A fondness for Baskerville

“And Jane, I’d like a beautiful typeface. Devinne or maybe Bembo.”
“We can’t get them,’ said Jane Louise. “I can get you Garamond or Caslon.” She doodled on her pad. Erna was a fountain of little-used or almost extinct typefaces. Jane Louise believed that Erna spent her nights browsing through old type spec books, and Jane Louise was not entirely wrong.
“Oh, these beautiful olds fonts,” Erna said. “What a tragedy.”
“It’s nothing compared to teen pregnancy and wife beating,” Sven said. “I’m sure Janey can get you Bembo for display type.”
A few minutes later Erna withdrew to the editorial floor, leaving Jane Louise with an enormous, untidy manuscript.
“I wonder if old Alfred slaps her around,” Sven said. “Jesus, it’s like having a whole stable of nervous horses in there.

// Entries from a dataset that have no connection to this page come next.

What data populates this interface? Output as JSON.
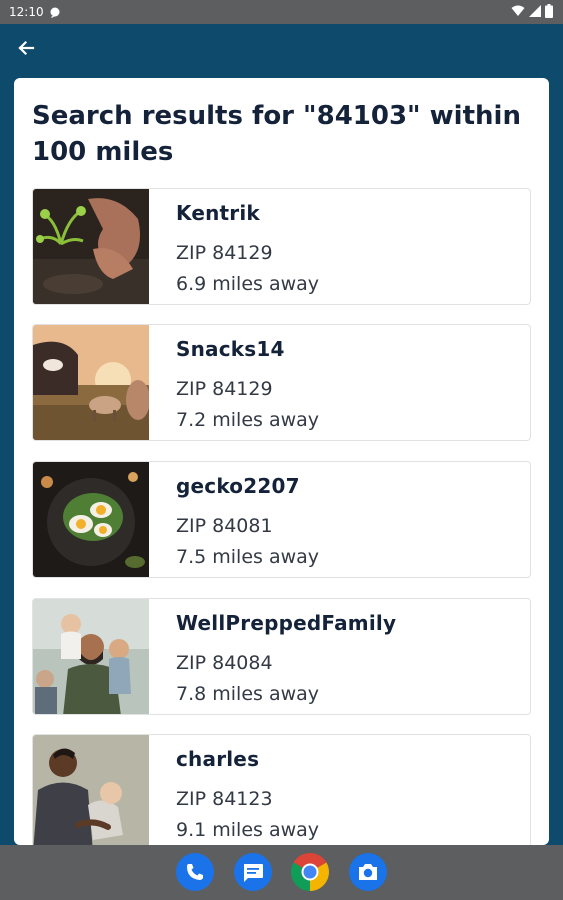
{
  "status_bar": {
    "time": "12:10"
  },
  "search": {
    "heading": "Search results for \"84103\" within 100 miles"
  },
  "results": [
    {
      "name": "Kentrik",
      "zip": "ZIP 84129",
      "distance": "6.9 miles away",
      "photo": "hands-planting-seedling"
    },
    {
      "name": "Snacks14",
      "zip": "ZIP 84129",
      "distance": "7.2 miles away",
      "photo": "farm-animals-at-sunset"
    },
    {
      "name": "gecko2207",
      "zip": "ZIP 84081",
      "distance": "7.5 miles away",
      "photo": "salad-with-eggs"
    },
    {
      "name": "WellPreppedFamily",
      "zip": "ZIP 84084",
      "distance": "7.8 miles away",
      "photo": "family-portrait"
    },
    {
      "name": "charles",
      "zip": "ZIP 84123",
      "distance": "9.1 miles away",
      "photo": "father-with-baby"
    }
  ],
  "dock": [
    "phone-icon",
    "messages-icon",
    "chrome-icon",
    "camera-icon"
  ],
  "colors": {
    "app_bar": "#0d4a6b",
    "system_bars": "#5d5e60",
    "heading_text": "#14223a"
  }
}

I wish she’d shut up about type. It just goes to show that girls are ruined by reading. Even her nasty children have opinions on these subjects. She told me that her oldest had a fondness for Baskerville.”
“All fourteen year olds do,” said Jane Louise.
–from A Big Storm Knocked It Over by Laurie Colwin

May 31, 2009

What life has been like lately…

I’d post a picture of me and the baby, but as I’ve ceased to wear clothes, I’ve got none that are presentable. Harriet doesn’t wear clothes either, but she pulls it off much better. We’re now inhabiting a Harriet-centric universe, and we like it here. She’s fitting into the family very well, and we’re working hard to get her fatter. Her daddy is so wonderful to both of us, it makes me cry. She looks so much like him that it’s a bit startling, and she’s so beautiful that we can’t stop talking about it. We also can’t stop singing her “Ignition Remix” by R. Kelly, which may have a detrimental effect in years to come. But regardless, I continue to be a very lucky lady.

Psst: Harriet is after the spy, of course. I’ll be writing more about that later.

May 28, 2009

Baby Harriet

Harriet Joy was born Tuesday May 26th at 8.30 am. She is perfect and her rather smitten parents are learning all the time. We love her and get to take her home tomorrow, we hope. Thanks for all the good wishes.